One thing isn't clear to me-- is Brian Steve's sibling? It doesn't really state this, but I'm not sure if I should assume it to be true. If not, then the possibilities are 1-9 or 0-8. Essentially, the same logic applies, meaning that either way, Brian shook 8 or 9 hands. 8 if they're siblings, and 8 or 9 if they're not. Maybe that's the crux of the problem right there-- assume that they're *not* siblings, and now you actually have to figure out a solution where the shaking works out correctly!

DaveE

Ok, wrong assumptions. I assume that Brian and Steve ARE siblings, making the answer unique.
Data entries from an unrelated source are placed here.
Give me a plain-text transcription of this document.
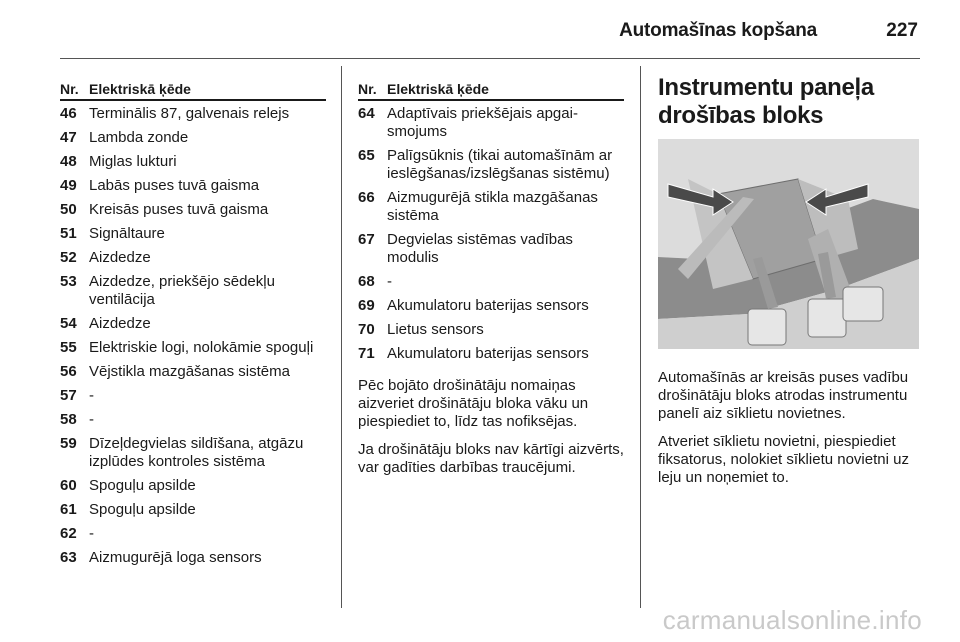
Automašīnas kopšana	227
Nr. Elektriskā ķēde
46 Terminālis 87, galvenais relejs
47 Lambda zonde
48 Miglas lukturi
49 Labās puses tuvā gaisma
50 Kreisās puses tuvā gaisma
51 Signāltaure
52 Aizdedze
53 Aizdedze, priekšējo sēdekļu ventilācija
54 Aizdedze
55 Elektriskie logi, nolokāmie spoguļi
56 Vējstikla mazgāšanas sistēma
57 -
58 -
59 Dīzeļdegvielas sildīšana, atgāzu izplūdes kontroles sistēma
60 Spoguļu apsilde
61 Spoguļu apsilde
62 -
63 Aizmugurējā loga sensors
Nr. Elektriskā ķēde
64 Adaptīvais priekšējais apgai-smojums
65 Palīgsūknis (tikai automašīnām ar ieslēgšanas/izslēgšanas sistēmu)
66 Aizmugurējā stikla mazgāšanas sistēma
67 Degvielas sistēmas vadības modulis
68 -
69 Akumulatoru baterijas sensors
70 Lietus sensors
71 Akumulatoru baterijas sensors

Pēc bojāto drošinātāju nomaiņas aizveriet drošinātāju bloka vāku un piespiediet to, līdz tas nofiksējas.

Ja drošinātāju bloks nav kārtīgi aizvērts, var gadīties darbības traucējumi.

Instrumentu paneļa drošības bloks

Automašīnās ar kreisās puses vadību drošinātāju bloks atrodas instrumentu panelī aiz sīklietu novietnes.

Atveriet sīklietu novietni, piespiediet fiksatorus, nolokiet sīklietu novietni uz leju un noņemiet to.

carmanualsonline.info
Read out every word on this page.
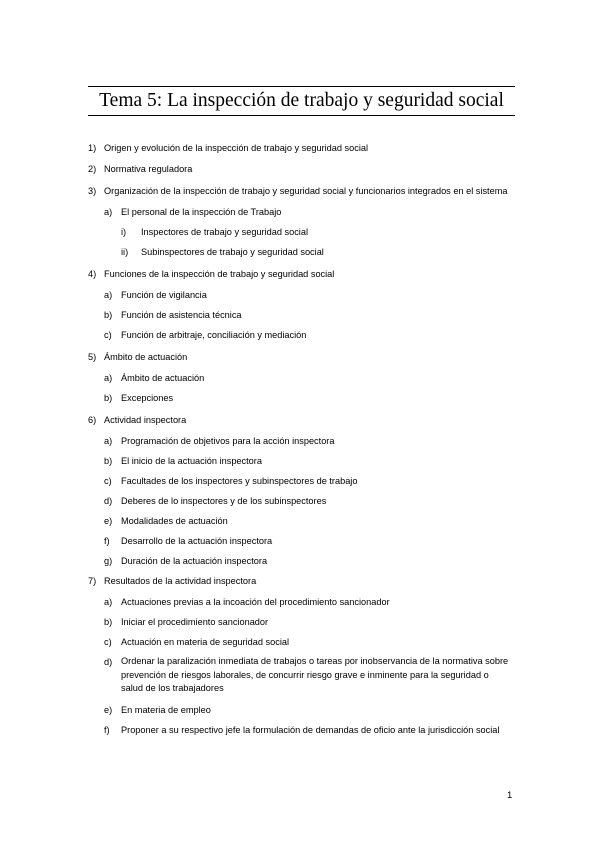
Tema 5: La inspección de trabajo y seguridad social
1) Origen y evolución de la inspección de trabajo y seguridad social
2) Normativa reguladora
3) Organización de la inspección de trabajo y seguridad social y funcionarios integrados en el sistema
a) El personal de la inspección de Trabajo
i) Inspectores de trabajo y seguridad social
ii) Subinspectores de trabajo y seguridad social
4) Funciones de la inspección de trabajo y seguridad social
a) Función de vigilancia
b) Función de asistencia técnica
c) Función de arbitraje, conciliación y mediación
5) Ámbito de actuación
a) Ámbito de actuación
b) Excepciones
6) Actividad inspectora
a) Programación de objetivos para la acción inspectora
b) El inicio de la actuación inspectora
c) Facultades de los inspectores y subinspectores de trabajo
d) Deberes de lo inspectores y de los subinspectores
e) Modalidades de actuación
f) Desarrollo de la actuación inspectora
g) Duración de la actuación inspectora
7) Resultados de la actividad inspectora
a) Actuaciones previas a la incoación del procedimiento sancionador
b) Iniciar el procedimiento sancionador
c) Actuación en materia de seguridad social
d) Ordenar la paralización inmediata de trabajos o tareas por inobservancia de la normativa sobre prevención de riesgos laborales, de concurrir riesgo grave e inminente para la seguridad o salud de los trabajadores
e) En materia de empleo
f) Proponer a su respectivo jefe la formulación de demandas de oficio ante la jurisdicción social
1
And no, it's not 8. If they AREN'T siblings, then there are multiple solutions, as asserted above. ... Further if they AREN'T siblings, Brian has 6 possibilities for the number of handshakes that he could've had.[/edit]

Last edited: Apr 17, 2007
7. Apr 16, 2007

### DyslexicHobo

I still don't think I'm understanding the logic needed to solve this problem.
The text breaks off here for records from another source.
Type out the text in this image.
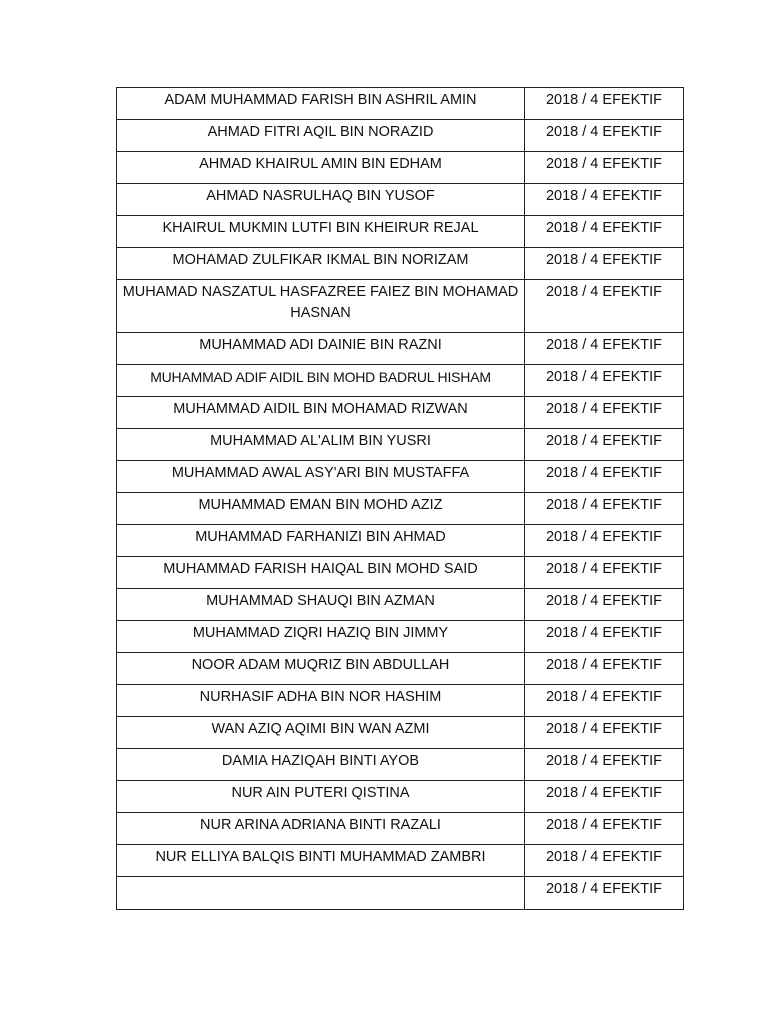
ADAM MUHAMMAD FARISH BIN ASHRIL AMIN	2018 / 4 EFEKTIF
AHMAD FITRI AQIL BIN NORAZID	2018 / 4 EFEKTIF
AHMAD KHAIRUL AMIN BIN EDHAM	2018 / 4 EFEKTIF
AHMAD NASRULHAQ BIN YUSOF	2018 / 4 EFEKTIF
KHAIRUL MUKMIN LUTFI BIN KHEIRUR REJAL	2018 / 4 EFEKTIF
MOHAMAD ZULFIKAR IKMAL BIN NORIZAM	2018 / 4 EFEKTIF
MUHAMAD NASZATUL HASFAZREE FAIEZ BIN MOHAMAD HASNAN	2018 / 4 EFEKTIF
MUHAMMAD ADI DAINIE BIN RAZNI	2018 / 4 EFEKTIF
MUHAMMAD ADIF AIDIL BIN MOHD BADRUL HISHAM	2018 / 4 EFEKTIF
MUHAMMAD AIDIL BIN MOHAMAD RIZWAN	2018 / 4 EFEKTIF
MUHAMMAD AL'ALIM BIN YUSRI	2018 / 4 EFEKTIF
MUHAMMAD AWAL ASY'ARI BIN MUSTAFFA	2018 / 4 EFEKTIF
MUHAMMAD EMAN BIN MOHD AZIZ	2018 / 4 EFEKTIF
MUHAMMAD FARHANIZI BIN AHMAD	2018 / 4 EFEKTIF
MUHAMMAD FARISH HAIQAL BIN MOHD SAID	2018 / 4 EFEKTIF
MUHAMMAD SHAUQI BIN AZMAN	2018 / 4 EFEKTIF
MUHAMMAD ZIQRI HAZIQ BIN JIMMY	2018 / 4 EFEKTIF
NOOR ADAM MUQRIZ BIN ABDULLAH	2018 / 4 EFEKTIF
NURHASIF ADHA BIN NOR HASHIM	2018 / 4 EFEKTIF
WAN AZIQ AQIMI BIN WAN AZMI	2018 / 4 EFEKTIF
DAMIA HAZIQAH BINTI AYOB	2018 / 4 EFEKTIF
NUR AIN PUTERI QISTINA	2018 / 4 EFEKTIF
NUR ARINA ADRIANA BINTI RAZALI	2018 / 4 EFEKTIF
NUR ELLIYA BALQIS BINTI MUHAMMAD ZAMBRI	2018 / 4 EFEKTIF
	2018 / 4 EFEKTIF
I understand that the number of handshakes possible are 0-8. Each one is assigned to each of the people (besides Steve).

The part that gets me is that I don't see ANY distinguishing traits about Brian has compared to all of the other people at the party.

8. Apr 17, 2007

### davee123

Try actually drawing out a solution. Hint:
Start with whoever shakes 8 hands. You'll notice that the sibling of whoever shakes 8 hands *has* to be the one who shakes 0 hands. Next, arbitrarily choose someone else at the party who shakes 7 hands. Who does his sibling have to be? Etc.
DaveE

9. Jan 19, 2008

### smaster

Under this conditions the task is a paradox. There will be 3 people minimum with the same amount of handshake - 4. Then the author should rephrase it that he didn't count himself and his sibling. Then his sibling just like himself had 4 handshakes. And yes draw the table 10x10 and match their handshakes giving the #1 person 8 handshakes, #2 - 7 handshakes and so on. Soon you'll see that when you'll reach 4 handshakes they will repeat in 2 more persons and only then will drop to 3, then to 2 and to 1. With all other variations you'll get even more same numbers of handshakes.
Am I right?

10. Jan 19, 2008

### davee123

Well, no. First of all, there are a minimum of 2 out of 10 people who shook the same number of hands at the party, not 3. But beyond that, the problem is correct because it doesn't say that Steve didn't shake the same number of hands as everyone else, it just says that none of the people Steve asked shook the same number of hands. Hence, someone shook the same number of hands as Steve. That's actually pretty obvious, since the maximum number possible would be 9, and the lowest number possible would be 0, and we know for a fact that both 9 and 0 cannot co-exist in this example. Hence, the range must be 1-9 or 0-8, which each have 9 numbers in them. And since there are 10 people, it's a verifiable fact that at LEAST two of the people shook the same number of hands. It's just that one of those people happens to be Steve, who's doing the asking.

DaveE

11. Jan 19, 2008

### jdg812

4

PS
My original answer was "4", but PF system did not accept it, because at least 4 characters needed, That is why I posted this PS.

PPS
Steve got answers 0 to 8. Somebody said 8. So, there are 8 + 1 = 9 persons, who shook hands at least 1 time. But who shook hands 0 times? There is only one answer. Sibling of a person, who said 8. Thus, we have numbers of handshakes grouped by siblings.

8-0
7-1 (somebody said 7, who said 1? His/her sibling) etc.
6-2
5-3
4-4

There is only one way for Steve to get 9 different answers. He shook hands 4 times and so did his sibling Brian.

Last edited: Jan 19, 2008
12. Jan 19, 2008

### Dr Nick

The only possible way i can see this could be true is that some of them can't count, but I haven't read replies yet, so explanations may be there to help...

13. Jan 20, 2008

### PeteKL

It's too hard to determine because I know that not everyone likes to shake hands. Various people shaking hands does not mean that everyone shook hands. I am reluctant to shake hands with just anyone as some people have sweaty palms. I know its fussy but you have to take things like that into account.